Sunday August 28, 2022

Pour more money into renewable energy

Pour more money into renewable energy

Illustrative image.

George Skelton, Tribune News Service

The dust-up at the state Capitol over nuclear power is the direct result of politicians either setting unrealistic goals or failing to plan — or both. Most of the blame falls on Gov. Gavin Newsom and his predecessor, Jerry Brown, although the Legislature certainly shares in it.

Brown issued an executive order in 2018 setting an ambitious goal of California using 100% zero-carbon electricity by 2045. Now, Newsom is asking the Legislature to make that goal legally binding.

To hit that mark, California must gradually turn exclusively to renewable power sources such as solar, wind, geothermal and hydroelectric.

But wait: We haven’t developed nearly enough renewable energy to replace our carbon-emitting natural gas power plants — or, Newsom says, the carbon-clean Diablo Canyon nuclear plant on the Central Coast near San Luis Obispo.

It’s California’s last nuclear plant and is scheduled to shut down in 2025.

“A lot of these folks think that if you just declare a goal, it’s self-executing. Well, it’s not,” says Dan Richard, an engineering consultant who formerly headed the California High-Speed Rail Authority.

“You can’t wave a magic wand and have these things appear. It’s not like flipping a light switch. The reality is we’re not on a pace to meet the goals. The pace literally needs to be two to three times faster.”

Richard is executive director of Carbon Free California, an independent group pushing renewable energy. It strongly supports Newsom’s proposal to extend Diablo’s life for 10 more years.

The urgent problem is not about failing to meet goals but avoiding politically embarrassing blackouts when Diablo stops generating power. It currently produces 8.5% of California’s electricity and 15% of the carbon-free power.

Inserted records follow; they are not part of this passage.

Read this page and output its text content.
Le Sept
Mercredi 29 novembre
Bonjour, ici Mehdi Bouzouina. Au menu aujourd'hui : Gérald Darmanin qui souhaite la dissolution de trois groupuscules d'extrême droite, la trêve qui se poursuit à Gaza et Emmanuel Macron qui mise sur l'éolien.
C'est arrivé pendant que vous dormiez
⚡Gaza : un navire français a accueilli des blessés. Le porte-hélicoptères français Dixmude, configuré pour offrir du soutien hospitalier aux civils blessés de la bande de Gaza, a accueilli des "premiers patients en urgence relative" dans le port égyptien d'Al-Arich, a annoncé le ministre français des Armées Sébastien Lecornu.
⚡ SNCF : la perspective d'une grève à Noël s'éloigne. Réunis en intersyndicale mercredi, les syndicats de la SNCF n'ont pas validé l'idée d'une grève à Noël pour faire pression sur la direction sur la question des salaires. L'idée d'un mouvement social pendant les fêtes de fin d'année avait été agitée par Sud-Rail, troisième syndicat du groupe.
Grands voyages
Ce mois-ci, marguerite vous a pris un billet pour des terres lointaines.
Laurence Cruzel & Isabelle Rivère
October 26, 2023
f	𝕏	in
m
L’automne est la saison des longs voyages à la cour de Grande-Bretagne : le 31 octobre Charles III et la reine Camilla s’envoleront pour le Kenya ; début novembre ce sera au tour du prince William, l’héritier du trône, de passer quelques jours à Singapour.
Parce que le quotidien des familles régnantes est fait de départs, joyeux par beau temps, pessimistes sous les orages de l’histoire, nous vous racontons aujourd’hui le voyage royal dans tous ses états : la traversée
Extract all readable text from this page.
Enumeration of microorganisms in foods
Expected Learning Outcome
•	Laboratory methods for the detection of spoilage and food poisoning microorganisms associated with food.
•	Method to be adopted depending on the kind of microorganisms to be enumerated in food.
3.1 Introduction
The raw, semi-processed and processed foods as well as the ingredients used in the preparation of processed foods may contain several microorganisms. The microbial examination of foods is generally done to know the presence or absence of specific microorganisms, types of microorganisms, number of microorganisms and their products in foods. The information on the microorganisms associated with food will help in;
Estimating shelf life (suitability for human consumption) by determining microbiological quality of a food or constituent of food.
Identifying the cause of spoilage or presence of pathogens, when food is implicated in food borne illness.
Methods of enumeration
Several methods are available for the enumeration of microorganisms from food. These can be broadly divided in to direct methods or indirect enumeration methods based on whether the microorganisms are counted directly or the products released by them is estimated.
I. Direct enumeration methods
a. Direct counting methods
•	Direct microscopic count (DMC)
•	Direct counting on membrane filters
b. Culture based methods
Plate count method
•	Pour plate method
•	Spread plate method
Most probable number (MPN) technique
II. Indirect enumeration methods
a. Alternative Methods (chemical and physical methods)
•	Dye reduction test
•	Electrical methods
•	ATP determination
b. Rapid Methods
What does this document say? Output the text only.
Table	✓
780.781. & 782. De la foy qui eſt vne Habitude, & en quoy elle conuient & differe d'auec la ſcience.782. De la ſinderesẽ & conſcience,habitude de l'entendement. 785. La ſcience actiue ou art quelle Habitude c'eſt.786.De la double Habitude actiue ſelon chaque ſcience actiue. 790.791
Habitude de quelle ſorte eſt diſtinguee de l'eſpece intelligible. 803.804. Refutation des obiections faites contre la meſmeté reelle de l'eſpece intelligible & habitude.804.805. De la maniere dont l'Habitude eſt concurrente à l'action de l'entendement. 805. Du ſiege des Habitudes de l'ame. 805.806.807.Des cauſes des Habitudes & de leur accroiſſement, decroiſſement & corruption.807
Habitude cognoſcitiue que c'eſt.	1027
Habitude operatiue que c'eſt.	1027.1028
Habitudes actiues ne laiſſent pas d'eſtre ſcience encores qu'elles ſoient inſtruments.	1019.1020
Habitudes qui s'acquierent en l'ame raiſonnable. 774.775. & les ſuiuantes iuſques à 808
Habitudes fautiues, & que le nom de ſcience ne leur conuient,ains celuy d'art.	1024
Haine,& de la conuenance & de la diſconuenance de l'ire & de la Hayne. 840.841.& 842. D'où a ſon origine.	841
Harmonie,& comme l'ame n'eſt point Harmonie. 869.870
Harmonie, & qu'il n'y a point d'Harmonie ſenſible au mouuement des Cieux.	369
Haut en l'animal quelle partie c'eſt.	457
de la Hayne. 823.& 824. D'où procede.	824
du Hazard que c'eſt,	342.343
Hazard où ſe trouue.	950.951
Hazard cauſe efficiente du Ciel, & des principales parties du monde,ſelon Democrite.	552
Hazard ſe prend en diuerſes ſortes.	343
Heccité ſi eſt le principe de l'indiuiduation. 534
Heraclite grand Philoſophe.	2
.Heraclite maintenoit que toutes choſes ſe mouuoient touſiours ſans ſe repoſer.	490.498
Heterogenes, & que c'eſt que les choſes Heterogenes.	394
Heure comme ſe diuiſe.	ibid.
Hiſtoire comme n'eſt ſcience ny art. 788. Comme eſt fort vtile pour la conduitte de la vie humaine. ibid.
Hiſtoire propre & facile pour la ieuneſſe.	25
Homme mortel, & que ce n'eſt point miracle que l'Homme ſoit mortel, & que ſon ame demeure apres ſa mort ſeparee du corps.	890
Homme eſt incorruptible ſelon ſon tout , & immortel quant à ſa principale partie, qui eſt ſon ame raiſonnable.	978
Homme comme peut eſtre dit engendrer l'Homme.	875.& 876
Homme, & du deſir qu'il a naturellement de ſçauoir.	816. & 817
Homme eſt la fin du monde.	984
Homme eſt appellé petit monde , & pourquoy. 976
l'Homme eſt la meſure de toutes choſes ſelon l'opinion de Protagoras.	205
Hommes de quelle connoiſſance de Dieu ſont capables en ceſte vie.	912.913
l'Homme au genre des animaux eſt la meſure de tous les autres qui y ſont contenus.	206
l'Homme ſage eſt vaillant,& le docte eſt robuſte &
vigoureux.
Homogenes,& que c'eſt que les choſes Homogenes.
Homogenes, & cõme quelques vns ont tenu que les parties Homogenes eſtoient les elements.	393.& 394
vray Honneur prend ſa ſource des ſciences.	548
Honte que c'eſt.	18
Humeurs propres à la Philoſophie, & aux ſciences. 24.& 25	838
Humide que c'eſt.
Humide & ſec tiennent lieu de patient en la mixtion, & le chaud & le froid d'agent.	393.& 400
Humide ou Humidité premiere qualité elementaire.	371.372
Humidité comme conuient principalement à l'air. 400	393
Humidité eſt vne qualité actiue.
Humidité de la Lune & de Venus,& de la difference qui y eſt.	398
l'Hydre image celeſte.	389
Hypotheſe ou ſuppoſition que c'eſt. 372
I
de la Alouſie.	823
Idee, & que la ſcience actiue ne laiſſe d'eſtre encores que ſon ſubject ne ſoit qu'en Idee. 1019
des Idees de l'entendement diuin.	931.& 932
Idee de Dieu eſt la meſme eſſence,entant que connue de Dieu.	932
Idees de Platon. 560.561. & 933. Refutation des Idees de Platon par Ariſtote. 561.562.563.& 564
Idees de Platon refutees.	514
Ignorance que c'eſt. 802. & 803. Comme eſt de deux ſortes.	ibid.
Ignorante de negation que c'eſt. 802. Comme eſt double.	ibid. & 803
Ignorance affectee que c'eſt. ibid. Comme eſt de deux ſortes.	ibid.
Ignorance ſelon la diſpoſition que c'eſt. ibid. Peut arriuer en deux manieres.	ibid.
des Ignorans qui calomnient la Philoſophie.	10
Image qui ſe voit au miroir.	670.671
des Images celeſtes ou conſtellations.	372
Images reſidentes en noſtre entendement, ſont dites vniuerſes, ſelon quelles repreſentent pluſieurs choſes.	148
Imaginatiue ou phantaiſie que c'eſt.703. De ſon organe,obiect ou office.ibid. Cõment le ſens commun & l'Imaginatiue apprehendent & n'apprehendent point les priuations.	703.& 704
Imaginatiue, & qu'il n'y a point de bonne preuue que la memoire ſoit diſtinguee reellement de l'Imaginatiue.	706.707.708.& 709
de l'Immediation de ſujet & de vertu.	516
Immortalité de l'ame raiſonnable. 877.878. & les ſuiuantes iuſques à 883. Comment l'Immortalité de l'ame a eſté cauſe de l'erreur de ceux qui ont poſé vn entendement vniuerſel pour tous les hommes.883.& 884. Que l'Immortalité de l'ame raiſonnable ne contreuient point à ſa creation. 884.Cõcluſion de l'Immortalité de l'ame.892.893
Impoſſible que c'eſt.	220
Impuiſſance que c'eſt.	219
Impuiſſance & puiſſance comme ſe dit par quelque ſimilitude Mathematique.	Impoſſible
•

Hardly anyone loves nuclear power. It has caused public jitters for decades, since the 1979 Three Mile Island accident and the release of a popular movie, “The China Syndrome.”

There’s a particularly scary aspect about Diablo: nearby earthquake faults. But they’re discounted by Diablo advocates.

“There’s always a risk, but I have very high confidence in Diablo,” says Peter Yanev, an earthquake engineering consultant. “Because of its design, it’s likely to be one of the safest places to be in an earthquake.”

What especially scares Newsom is the likely prospect of blackouts after Diablo is shuttered. They’d probably come on his watch.

“Do any of these (legislators) really want to own the next blackout?” Richard says. “The ghost of Gray Davis is hovering over all of us.”

Davis was recalled as governor in 2003 largely because of a lengthy statewide energy crisis. It was created by Texas power pirates such as Enron but handled awkwardly by Davis. “It’s crazy to close down an existing zero-carbon resource in hopes something will show up to replace it,” Richard says.

Newsom is urging the Legislature to pass a bill enabling Diablo to stay open for another decade. But many lawmakers are ticked because he waited until the last minute, Aug. 12. Their two-year session ends Wednesday. Legislative leaders don’t like a governor jamming them.

Diablo is the most contentious issue they’re facing.

A coalition of environmental groups — including the Sierra Club and Natural Resources Defense Council — strongly opposes Newsom’s proposal.

“A dangerous and costly distraction to achieving our shared [zero-carbon] goals,” the coalition asserted in a letter to the Legislature.

The central piece of Newsom’s legislation is a $1.4-billion loan to Diablo’s owner, Pacific Gas & Electric Co., to help pay for deferred maintenance needed to keep the plant operating and the process of seeking a federal license renewal.

But it’s anticipated that the loan wouldn’t need to be repaid because the Biden administration has a $6-billion kitty that states can draw from to help keep nuclear plants open. Handing out the federal money will be Energy Secretary Jennifer Granholm, who was raised in the Bay Area and advocates keeping nuclear plants alive to fight climate change.

“The expectation is that the feds end up paying the cost of most of this, if not all,” says Newsom spokesman Anthony York.

The deadline for applying for that federal money, however, is coming up fast: Sept. 6. That’s why the loan authorisation and a commitment by the Legislature to Diablo is so urgent, York says. The state can’t apply for the federal money without legislative action.

“If we don’t act now, we close the door,” he says.

Some Assembly Democrats have floated a vague proposal to let the plant close as scheduled and spend the $1.4 billion on increasing renewable energy and modernizing the power grid.

York told the Associated Press that proposal felt like “fantasy and fairy dust.”

Frankly, I dismiss the idea because no legislators are willing to attach their names to it. They’re apparently afraid to be seen bucking the governor.

It appears that Newsom and legislative leaders are heading toward a halfway solution: taking steps to keep Diablo operating but not making a firm commitment.

“It wouldn’t be a final decision. It would be an opportunity to make a final decision,” says Sen. John Laird (D-Santa Cruz), who has been leading a compromise effort. “Maybe a quarter of the $1.4 billion.